C++ UTF-16 to char conversion (Linux/Ubuntu)

I am trying to help a friend with a project that was supposed to be 1H and has been now 3 days. Needless to say I feel very frustrated and angry ;-) ooooouuuu... I breath.

So the program written in C++ just read a bunch of file and process them. The problem is that my program reads files which are using a UTF-16 encoding (because the files contain words written in different languages) and a simple use to ifstream just doesn't seem to work (it reads and outputs garbage). It took me a while to realise that this was because the files were in UTF-16.

Now I spent literally the whole afternoon on the web trying to find info about READING UTF16 files and converting the content of a UTF16 line to char! I just can't seem to! It's a nightmare. I try to learn about <locale> and <codecvt>, wstring, etc. which I have never used before (I am specialised in graphics apps, not desktop apps). I just can't get it.

This is what I have done so fare (but doesn't work):

std::wifstream file2(fileFullPath);
std::locale loc (std::locale(), new std::codecvt_utf16<char32_t>);
std::cout.imbue(loc);
while (!file2.eof()) {
    std::wstring line;
    std::getline(file2, line);
    std::wcout << line << std::endl;
}

That's the maximum I could come up with but it doesn't even work. And it doesn't do anything better. But the problem is that I don't understand what I am doing in the first place anyway.

SO PLEASE PLEASE HELP! This is really driving crazy that I can even read a G*** D*** text file.

On top, my friend uses Ubuntu (I use clang++) and this code needs -stdlib=libc++ which doesn't seem to be supported by gcc on his side (even though he uses a pretty advanced version of gcc, which is 4.6.3 i believe). So I am not even sure using codecvt and locale is a good idea (as in "possible"). Would there be a better (another) option.

If I convert all the files to utf-8 just from the command line (using a linux command) am I going to potentially lose information?

Thank a lot, I will ever be grateful to you if you help me on this.

Solution

If I convert all the files to utf-8 just from the command line (using a linux command) am I going to potentially lose information?

No, all UTF-16 data can be losslessly converted to UTF-8. This is probably the best thing to do.

When wide characters were introduced they were intended to be a text representation used exclusively internal to a program, and never written to disk as wide characters.

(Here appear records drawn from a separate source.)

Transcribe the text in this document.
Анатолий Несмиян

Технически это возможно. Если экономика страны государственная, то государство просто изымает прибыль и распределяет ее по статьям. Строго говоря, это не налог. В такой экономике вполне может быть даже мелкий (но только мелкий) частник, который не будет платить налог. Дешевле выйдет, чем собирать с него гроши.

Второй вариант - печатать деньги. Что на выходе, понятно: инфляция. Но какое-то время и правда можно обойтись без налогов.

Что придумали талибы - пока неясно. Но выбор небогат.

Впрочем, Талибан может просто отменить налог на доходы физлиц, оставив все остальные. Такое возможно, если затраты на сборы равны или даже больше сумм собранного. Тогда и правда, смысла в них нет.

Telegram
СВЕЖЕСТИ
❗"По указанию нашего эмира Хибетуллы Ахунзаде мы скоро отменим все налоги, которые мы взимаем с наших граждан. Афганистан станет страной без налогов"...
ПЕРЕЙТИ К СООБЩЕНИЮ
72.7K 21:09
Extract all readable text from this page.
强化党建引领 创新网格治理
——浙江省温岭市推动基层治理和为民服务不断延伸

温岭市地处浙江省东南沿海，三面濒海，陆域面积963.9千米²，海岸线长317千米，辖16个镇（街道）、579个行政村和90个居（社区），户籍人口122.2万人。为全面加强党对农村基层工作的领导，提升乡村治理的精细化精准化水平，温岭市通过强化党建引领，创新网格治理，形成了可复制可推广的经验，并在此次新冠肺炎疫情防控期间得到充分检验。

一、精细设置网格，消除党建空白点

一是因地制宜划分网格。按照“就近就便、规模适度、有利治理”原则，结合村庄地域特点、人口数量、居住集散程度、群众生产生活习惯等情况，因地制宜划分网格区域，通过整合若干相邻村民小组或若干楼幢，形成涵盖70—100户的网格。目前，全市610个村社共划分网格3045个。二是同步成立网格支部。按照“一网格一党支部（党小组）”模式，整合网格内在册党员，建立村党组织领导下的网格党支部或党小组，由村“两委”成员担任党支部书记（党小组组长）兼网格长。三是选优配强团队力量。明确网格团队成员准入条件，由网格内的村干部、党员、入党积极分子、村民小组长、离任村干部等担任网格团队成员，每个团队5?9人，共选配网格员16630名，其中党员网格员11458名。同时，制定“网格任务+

The wide streams reflect this by converting the wide characters you write out to narrow characters in the output file, and converting narrow characters in a file to wide characters in memory when reading.

std::wofstream wout("output.txt");
wout << L"Hello"; // the output file will just be ASCII (assuming the platform uses ASCII).

std::wifstream win("ascii.txt");
std::wstring s;
wout >> s; // the ascii in the file is converted to wide characters.

Of course the actual encoding depends on the codecvt facet in the stream's imbued locale, but what the stream does is use the codecvt to convert from wchar_t to char using that facet when writing, and convert from char to wchar_t when reading.

However since some people started writing files out in UTF-16 other people have just had to deal with it. The way they do that with C++ streams is by creating codecvt facets that will treat char as holding half a UTF-16 code unit, which is what codecvt_utf16 does.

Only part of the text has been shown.